By the time Winston Churchill called a general election in 1945, Razzall had moved from being Liberal candidate for Finchley to be adopted as Liberal candidate for his home town seat of Scarborough and Whitby. This was a better prospect for the Liberals, who had finished a strong second in 1935; however, the national swing to the Labour Party prevented the Liberal Party from gaining the seat.
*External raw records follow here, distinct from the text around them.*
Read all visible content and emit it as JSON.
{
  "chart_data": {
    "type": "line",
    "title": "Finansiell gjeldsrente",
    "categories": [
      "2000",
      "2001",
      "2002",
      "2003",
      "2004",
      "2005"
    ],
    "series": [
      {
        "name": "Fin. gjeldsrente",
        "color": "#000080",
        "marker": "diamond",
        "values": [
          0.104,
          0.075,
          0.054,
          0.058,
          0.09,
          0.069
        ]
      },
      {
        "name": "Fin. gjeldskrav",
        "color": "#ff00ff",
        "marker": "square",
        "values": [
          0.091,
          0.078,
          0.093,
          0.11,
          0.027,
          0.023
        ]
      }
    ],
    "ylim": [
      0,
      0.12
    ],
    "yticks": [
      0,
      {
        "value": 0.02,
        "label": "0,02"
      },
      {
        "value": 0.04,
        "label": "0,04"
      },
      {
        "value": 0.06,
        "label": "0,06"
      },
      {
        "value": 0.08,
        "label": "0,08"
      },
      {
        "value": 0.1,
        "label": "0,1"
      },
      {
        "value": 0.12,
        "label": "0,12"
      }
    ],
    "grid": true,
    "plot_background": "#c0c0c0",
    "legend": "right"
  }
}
General Election 1945: Scarborough & Whitby Electorate 59,001
| Party |  | Candidate | Votes | % | ±% |
|---|---|---|---|---|---|
|  | Conservative | Alexander Cadwallader Mainwaring Spearman | 20,786 | 50.9 |  |
|  | Liberal | Capt. Leonard Humphrey Razzall | 10,739 | 26.3 |  |
|  | Labour | Fl-Lt. DH Curry | 9,289 | 22.8 |  |
| Majority |  |  | 10,047 | 24.6 |  |
| Turnout |  |  |  | 69.2 |  |
|  | Conservative hold |  | Swing |  |  |

He did not stand for parliament again.

==Publications==
- A Man of Law’s Tale (1982)
- Law, love and laughter (1984)

==Tim Razzall==
One of his sons, Tim Razzall, is a prominent Liberal Democrat and a member of the House of Lords.